Father Jerzy Limanówka, spokesman of the Polish Pallotines said on Twitter that people are already gathering to shelter in their religious houses in L’viv, Zhytomyr and Kiev.

“Our Capuchin brothers are staying too,” Brother Tomasz Żak of the Franciscan Capuchins in Poland told Crux.

“People are sheltering in our church facilities’ basements and lower churches. So far they have food. But it is only day two of an open war,” he added.

“We have 36 brothers in Ukraine, most are Polish and Ukrainian, but there are also a few Russians. One of them, our Russian brother, just left with the Ukrainian army as their chaplain,” the brother said.

“We are asked to bless people that go to war, and praying with those who stay,” Father Michał Wocial, a Salesian working in Zhytomyr, told Polish television.

“Franciscans are staying with the people of Ukraine,” Conventual Franciscan Stanisław Kawa, custodian and head of the Conference of Religious Superiors in Ukraine, said in a statement.
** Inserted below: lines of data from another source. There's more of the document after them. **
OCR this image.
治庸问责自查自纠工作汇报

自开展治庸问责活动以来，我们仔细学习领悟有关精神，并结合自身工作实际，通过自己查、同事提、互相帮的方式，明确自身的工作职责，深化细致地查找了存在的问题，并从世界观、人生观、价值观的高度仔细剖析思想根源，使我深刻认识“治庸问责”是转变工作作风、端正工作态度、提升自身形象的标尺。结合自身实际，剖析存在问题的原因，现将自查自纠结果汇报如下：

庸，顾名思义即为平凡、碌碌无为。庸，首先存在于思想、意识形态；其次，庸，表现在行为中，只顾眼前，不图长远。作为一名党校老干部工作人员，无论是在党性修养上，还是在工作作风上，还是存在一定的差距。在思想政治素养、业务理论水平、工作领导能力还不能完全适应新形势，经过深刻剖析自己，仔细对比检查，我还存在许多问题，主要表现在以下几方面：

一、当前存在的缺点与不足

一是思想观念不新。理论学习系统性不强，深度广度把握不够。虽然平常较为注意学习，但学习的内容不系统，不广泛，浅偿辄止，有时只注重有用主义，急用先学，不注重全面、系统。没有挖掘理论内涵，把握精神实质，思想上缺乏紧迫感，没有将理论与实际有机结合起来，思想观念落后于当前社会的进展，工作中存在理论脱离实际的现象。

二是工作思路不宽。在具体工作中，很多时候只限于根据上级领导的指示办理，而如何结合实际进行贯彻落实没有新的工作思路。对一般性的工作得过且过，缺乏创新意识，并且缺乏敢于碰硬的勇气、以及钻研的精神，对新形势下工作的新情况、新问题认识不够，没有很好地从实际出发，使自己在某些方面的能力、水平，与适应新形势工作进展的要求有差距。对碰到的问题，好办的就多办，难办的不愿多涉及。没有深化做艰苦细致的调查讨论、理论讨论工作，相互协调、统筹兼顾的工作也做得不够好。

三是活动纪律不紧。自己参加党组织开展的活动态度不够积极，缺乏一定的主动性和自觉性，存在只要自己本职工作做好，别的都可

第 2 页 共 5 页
Seventeen Franciscan brothers live and work in five different locations in Ukraine, including L’viv and Boryspil, near Kiev.

“Let’s remember that there are many, many people who won’t go anywhere: The elderly, homeless, the poor. Polish clergy and religious is bravely taking care of them and not abandoning their people,” Kryża told Crux.

The Bureau for Helping Church in the East dedicates nearly $300,000 annually to aid the church in Ukraine: “Since [Thursday], I feel like I’m working in the military headquarters, so many different organizations want to send help to Ukraine through our channels.”

Kryża noted the lay organization, the Knights of St. John Paul II, left Friday with a car full of basic food necessities toward the Ukrainian border.

But even more important than getting food and material to those in need, Kryża said, people need to pray.

“There is an amazing prayer chain between Poland and Ukraine. When I talk to the locals they always say – you pray for us, but we also pray for you with gratitude for all you do,” the priest said.